É um fenômeno conhecido de todos. Com o aumento do barulho durante o dia nas grandes cidades brasileiras, o Sabiá-laranjeira passou a cantar de madrugada. É tanta gente falando, tanta buzina e gritaria, que o pássaro teve que procurar uma outra forma de se expressar e de se fazer ouvido pelos seus pares.
Quando Elon Musk anunciou que estava fazendo uma oferta irrecusável para comprar o Twitter, ele argumentou que a empresa tem o “potencial de ser a plataforma para a liberdade de expressão global”, mas que na sua atual configuração a rede social “não vai prosperar ou atingir esse imperativo social”.
No cerne das preocupações de Musk está o regime de moderação de conteúdo na plataforma, que pode remover publicações que ferem as regras do app, etiquetar postagens com links para fontes confiáveis ou suspender contas de usuários. O empresário parece querer uma rede social com menos regras sobre o que pode e o que não pode ser dito online.
É verdade que as empresas de tecnologia precisam ser mais transparentes, coerentes e informativas quando decidem moderar conteúdos ou contas em suas plataformas. Mas o debate sobre aperfeiçoamento das práticas de gestão de redes não deve ser confundido com discursos que procuram reduzir ou mesmo eliminar essa atividade em nome de uma pretensa liberdade de expressão.
Um Twitter com menos moderação de conteúdo poderia se tornar um criadouro para fake news e ataques de toda sorte. Outras redes sociais de nicho procuram mobilizar seguidores com essa proposta, mas políticos e influenciadores que vivem desse expediente precisam de uma rede mais ampla para crescer e fazer sua comunicação chegar a novos usuários
Nesse contexto, o "Twitter by Elon Musk" pode se transformar em uma plataforma que congrega discursos que, em vários países (inclusive no Brasil), não são protegidos pela liberdade de expressão. Será até natural que os conflitos entre a empresa e os governos nacionais se tornem mais intensos, levando a impasses sobre o atendimento de ordens judiciais.

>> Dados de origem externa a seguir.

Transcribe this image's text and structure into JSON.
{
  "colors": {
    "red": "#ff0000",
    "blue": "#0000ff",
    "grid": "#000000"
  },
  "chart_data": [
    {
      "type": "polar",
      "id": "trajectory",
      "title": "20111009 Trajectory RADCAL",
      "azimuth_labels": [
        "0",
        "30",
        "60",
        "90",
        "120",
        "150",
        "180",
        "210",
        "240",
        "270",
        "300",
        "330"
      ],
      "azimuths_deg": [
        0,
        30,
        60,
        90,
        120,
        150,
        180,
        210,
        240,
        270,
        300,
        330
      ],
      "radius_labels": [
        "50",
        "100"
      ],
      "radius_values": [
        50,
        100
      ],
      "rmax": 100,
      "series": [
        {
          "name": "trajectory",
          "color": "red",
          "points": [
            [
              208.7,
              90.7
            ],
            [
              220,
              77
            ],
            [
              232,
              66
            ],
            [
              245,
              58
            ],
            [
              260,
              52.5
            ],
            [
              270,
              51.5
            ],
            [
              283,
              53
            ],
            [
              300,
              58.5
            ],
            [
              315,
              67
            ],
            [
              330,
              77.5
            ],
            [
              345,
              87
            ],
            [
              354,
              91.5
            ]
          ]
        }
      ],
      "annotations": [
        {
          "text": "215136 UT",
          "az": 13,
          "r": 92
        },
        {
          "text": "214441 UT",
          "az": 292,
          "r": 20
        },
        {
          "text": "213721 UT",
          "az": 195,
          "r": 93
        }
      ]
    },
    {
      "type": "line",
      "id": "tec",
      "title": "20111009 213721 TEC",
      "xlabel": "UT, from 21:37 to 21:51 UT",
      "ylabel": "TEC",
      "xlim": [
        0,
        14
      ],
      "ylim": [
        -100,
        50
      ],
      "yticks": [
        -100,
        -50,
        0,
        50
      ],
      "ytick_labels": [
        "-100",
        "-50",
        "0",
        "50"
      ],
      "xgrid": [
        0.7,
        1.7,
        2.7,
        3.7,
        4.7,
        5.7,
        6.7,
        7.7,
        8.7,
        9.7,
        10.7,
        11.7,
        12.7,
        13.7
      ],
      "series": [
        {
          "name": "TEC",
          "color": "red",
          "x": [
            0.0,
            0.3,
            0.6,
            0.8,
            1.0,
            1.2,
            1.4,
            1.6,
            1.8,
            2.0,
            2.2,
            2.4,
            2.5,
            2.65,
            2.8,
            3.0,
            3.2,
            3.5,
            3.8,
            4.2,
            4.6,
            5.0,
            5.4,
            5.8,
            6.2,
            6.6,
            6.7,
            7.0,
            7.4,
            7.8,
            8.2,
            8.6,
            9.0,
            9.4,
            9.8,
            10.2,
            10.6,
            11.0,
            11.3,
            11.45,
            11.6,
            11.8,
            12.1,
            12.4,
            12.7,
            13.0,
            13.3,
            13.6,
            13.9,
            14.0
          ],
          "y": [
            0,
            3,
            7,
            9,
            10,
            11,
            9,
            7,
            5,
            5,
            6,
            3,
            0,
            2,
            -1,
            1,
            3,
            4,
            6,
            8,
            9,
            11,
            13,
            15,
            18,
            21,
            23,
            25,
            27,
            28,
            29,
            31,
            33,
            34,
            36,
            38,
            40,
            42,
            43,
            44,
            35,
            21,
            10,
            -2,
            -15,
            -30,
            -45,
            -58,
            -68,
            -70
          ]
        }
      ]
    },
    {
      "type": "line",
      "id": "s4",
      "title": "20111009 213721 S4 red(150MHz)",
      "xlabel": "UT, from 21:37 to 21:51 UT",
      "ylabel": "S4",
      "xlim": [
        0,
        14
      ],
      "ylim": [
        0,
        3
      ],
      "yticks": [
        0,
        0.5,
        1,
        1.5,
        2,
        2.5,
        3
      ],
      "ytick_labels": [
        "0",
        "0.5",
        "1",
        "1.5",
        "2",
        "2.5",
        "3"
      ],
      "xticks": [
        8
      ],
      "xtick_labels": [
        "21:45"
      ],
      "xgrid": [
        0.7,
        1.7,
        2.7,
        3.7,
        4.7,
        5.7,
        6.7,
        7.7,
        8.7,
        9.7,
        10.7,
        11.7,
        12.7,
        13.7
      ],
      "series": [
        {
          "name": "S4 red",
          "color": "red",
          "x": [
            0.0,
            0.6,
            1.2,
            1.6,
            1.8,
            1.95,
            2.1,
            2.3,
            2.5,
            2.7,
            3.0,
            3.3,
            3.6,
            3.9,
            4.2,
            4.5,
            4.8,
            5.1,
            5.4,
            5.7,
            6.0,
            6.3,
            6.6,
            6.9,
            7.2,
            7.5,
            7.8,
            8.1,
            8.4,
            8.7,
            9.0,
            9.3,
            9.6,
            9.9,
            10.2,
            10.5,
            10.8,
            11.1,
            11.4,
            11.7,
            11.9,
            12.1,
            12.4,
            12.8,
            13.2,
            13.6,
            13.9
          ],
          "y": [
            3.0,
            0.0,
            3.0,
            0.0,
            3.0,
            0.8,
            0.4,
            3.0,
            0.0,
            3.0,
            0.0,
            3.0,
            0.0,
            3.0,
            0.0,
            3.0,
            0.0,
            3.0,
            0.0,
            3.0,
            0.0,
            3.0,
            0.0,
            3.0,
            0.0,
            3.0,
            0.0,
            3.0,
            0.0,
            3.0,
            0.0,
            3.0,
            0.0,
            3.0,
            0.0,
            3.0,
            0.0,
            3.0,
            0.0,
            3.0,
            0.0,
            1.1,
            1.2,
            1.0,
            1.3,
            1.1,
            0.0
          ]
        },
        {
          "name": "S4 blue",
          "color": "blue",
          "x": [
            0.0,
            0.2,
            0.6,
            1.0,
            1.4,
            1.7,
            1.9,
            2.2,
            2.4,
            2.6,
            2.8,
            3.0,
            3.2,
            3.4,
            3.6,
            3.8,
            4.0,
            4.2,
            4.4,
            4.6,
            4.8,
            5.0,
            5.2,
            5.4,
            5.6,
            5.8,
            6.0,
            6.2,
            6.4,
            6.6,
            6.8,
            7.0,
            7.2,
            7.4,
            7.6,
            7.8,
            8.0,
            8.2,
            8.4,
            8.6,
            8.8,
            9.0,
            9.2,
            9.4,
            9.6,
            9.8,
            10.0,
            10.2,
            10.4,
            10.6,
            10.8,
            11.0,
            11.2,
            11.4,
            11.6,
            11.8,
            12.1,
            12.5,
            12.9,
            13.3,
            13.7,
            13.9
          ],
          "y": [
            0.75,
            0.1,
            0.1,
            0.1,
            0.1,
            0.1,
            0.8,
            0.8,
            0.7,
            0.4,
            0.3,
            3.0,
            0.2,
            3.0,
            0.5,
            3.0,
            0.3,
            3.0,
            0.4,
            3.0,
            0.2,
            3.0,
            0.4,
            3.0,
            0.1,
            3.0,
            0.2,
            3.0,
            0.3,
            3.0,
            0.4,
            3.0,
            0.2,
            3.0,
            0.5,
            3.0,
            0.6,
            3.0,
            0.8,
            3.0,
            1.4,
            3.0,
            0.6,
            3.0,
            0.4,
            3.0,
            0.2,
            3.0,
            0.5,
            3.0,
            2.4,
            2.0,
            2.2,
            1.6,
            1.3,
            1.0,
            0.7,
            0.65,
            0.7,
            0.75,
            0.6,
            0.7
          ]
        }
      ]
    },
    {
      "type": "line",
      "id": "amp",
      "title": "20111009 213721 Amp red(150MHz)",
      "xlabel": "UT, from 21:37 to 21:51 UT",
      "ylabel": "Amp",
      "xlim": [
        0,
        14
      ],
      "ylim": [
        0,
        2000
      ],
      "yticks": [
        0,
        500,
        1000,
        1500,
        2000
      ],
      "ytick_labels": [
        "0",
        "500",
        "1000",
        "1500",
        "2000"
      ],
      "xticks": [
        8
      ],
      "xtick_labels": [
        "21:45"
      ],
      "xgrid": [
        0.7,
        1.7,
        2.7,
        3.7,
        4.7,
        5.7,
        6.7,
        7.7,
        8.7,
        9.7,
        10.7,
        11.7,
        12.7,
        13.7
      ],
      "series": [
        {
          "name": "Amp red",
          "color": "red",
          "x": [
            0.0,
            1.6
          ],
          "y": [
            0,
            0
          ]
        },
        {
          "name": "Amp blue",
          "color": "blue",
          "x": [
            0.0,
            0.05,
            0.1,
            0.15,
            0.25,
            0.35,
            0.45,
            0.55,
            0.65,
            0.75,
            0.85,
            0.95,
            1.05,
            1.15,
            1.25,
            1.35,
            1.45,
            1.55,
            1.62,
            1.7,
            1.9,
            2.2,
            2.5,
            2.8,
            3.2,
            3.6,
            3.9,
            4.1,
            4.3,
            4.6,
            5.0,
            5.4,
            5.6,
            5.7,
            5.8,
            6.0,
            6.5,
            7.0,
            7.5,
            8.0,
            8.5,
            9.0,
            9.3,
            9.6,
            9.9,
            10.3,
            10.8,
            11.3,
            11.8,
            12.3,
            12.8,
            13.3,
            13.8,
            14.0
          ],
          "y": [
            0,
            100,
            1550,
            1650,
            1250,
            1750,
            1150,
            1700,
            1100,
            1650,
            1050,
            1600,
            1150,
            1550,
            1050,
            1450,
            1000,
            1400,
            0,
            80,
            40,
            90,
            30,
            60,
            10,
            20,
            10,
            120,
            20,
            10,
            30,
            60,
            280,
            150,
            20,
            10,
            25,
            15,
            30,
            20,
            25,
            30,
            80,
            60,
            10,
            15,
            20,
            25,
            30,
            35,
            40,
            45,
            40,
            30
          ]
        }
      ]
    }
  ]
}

De olho no contexto norte-americano, as atenções se voltam para o ex-presidente Donald Trump, que foi banido da rede depois de incitar atos que levaram à invasão do Capitólio. A revisão das práticas de moderação no Twitter poderia viabilizar o retorno do político a tempo de turbinar a sua comunicação para uma possível campanha presidencial.
Outras mudanças foram sugeridas por Elon Musk no passado, como a redução do número de contas automatizadas, a autenticação de todos os usuários da rede, além da redução (ou mesmo o fim) da publicidade na plataforma.
Algumas medidas parecem positivas, outras nem tanto. No front da liberdade de expressão, vale lembrar que a permissão irrestrita para qualquer tipo de discurso, mesmo a desinformação ou o ataque, ao invés de melhorar o debate pode acabar prejudicando todo o ecossistema de informação construído na plataforma. Liberdade de expressão não se compra, nem é apenas o resultado do engajamento de seguidores que só gera barulho. No final do dia, a rede social do passarinho pode acabar sem sabiás.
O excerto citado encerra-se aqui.